Ксения Петербургская - страница 5
Слова Ксении звучали так убедительно! Антонова, с молодых лет знавшая ее и ни разу за эти годы не слышавшая от нее ни слова лжи, поверила и на сей раз. Должно быть, случилось что-то действительно особенное, ведь Ксения ходит везде и знает все новости. Вот и ей что-то сообщает, правда, весьма странное! Антонова быстро собралась и побежала на Смоленское кладбище.
На одной из улиц Васильевского острова, вблизи Смоленского кладбища, Антонова увидела толпу народа. Влекомая любопытством, она протиснулась вперед, чтобы узнать, что случилось. Оказалось, что какой-то извозчик сбил беременную женщину, которая тут же на улице разрешилась от бремени мальчиком, а сама вскоре скончалась.
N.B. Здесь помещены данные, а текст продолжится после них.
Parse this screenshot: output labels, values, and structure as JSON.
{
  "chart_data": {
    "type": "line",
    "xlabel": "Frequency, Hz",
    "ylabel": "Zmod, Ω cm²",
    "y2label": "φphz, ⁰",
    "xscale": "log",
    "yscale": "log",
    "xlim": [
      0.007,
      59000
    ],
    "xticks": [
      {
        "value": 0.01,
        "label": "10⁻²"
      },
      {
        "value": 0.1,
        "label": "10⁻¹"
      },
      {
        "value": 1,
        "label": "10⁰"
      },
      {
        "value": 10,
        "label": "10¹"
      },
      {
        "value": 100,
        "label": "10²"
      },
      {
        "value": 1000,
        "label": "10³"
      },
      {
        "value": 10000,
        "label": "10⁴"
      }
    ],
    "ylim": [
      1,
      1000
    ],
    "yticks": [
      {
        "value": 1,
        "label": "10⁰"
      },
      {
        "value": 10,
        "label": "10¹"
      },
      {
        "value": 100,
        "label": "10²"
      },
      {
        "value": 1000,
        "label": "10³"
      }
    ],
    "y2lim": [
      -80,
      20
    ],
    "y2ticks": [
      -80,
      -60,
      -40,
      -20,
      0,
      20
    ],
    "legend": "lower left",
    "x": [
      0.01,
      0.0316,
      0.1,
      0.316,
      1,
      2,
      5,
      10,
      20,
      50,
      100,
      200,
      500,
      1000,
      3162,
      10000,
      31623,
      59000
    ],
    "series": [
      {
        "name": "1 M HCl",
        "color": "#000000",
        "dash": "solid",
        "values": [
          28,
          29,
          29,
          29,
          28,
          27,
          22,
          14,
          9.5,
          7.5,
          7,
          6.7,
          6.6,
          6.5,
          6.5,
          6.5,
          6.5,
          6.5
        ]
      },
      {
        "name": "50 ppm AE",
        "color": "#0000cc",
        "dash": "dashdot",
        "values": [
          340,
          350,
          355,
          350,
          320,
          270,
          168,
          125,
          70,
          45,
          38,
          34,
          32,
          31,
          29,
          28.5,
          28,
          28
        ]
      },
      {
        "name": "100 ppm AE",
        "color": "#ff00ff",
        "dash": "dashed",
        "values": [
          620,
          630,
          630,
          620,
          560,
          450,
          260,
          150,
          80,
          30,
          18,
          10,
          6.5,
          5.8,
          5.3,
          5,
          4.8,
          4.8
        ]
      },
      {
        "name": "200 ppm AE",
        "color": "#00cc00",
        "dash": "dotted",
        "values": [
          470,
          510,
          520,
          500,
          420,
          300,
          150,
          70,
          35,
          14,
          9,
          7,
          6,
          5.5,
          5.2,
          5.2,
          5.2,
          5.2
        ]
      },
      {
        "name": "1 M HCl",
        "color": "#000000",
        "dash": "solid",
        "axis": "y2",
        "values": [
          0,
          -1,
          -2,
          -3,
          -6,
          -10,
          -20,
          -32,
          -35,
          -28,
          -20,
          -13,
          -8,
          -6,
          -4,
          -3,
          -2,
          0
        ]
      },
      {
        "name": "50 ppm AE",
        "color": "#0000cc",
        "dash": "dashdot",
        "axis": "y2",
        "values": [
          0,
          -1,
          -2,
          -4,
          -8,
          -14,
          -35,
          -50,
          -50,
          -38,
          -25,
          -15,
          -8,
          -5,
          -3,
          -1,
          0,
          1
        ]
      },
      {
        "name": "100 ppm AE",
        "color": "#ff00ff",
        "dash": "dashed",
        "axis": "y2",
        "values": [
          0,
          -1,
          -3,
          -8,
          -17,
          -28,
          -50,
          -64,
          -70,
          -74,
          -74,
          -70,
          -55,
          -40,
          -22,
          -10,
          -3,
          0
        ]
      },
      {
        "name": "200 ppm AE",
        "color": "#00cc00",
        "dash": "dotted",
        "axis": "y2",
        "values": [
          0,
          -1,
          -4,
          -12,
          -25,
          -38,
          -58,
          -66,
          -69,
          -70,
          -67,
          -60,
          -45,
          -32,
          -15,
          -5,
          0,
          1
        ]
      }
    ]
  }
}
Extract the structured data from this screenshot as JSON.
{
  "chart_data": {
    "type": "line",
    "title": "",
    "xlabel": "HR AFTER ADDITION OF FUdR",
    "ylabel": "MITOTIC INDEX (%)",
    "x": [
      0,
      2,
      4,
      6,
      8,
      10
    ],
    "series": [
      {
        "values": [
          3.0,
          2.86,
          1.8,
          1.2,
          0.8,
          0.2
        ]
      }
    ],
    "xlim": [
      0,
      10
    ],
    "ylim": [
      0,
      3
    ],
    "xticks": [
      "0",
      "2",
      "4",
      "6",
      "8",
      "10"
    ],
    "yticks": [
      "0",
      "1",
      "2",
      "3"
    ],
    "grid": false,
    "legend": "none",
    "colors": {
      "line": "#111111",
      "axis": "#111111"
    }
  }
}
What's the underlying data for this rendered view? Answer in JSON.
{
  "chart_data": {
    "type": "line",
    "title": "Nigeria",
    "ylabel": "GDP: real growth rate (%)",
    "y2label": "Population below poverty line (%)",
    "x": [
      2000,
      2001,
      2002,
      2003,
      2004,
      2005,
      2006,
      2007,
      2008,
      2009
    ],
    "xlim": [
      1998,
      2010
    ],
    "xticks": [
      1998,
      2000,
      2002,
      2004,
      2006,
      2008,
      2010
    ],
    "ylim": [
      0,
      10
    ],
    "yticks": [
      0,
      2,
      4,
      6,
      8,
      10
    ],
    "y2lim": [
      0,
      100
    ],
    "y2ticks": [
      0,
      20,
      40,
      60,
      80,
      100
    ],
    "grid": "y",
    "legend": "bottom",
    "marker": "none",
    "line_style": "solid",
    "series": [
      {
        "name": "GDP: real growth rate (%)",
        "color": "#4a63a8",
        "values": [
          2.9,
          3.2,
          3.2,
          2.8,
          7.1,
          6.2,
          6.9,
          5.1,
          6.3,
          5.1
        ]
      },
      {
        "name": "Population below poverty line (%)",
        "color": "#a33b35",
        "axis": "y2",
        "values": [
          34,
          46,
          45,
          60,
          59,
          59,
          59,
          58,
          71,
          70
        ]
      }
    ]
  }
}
Сжалившись над новорожденным, Прасковья Антонова взяла ребенка к себе. Стали выяснять, кто были его отец и мать, но, несмотря на все старания петербургской полиции и самой благодетельницы, узнать этого не удалось. Так и остался мальчик у вдовы унтер-офицера. Она дала ему прекрасное воспитание и образование. Впоследствии он стал видным чиновником и до самой смерти заботился о своей приемной матери, был для нее почтительным и горячо любящим сыном. С глубоким благоговением относился он также и к памяти рабы Божией Ксении, которая так много добра сделала его приемной матери и такое участие приняла в его судьбе, едва родившегося и уже оставшегося круглым сиротой.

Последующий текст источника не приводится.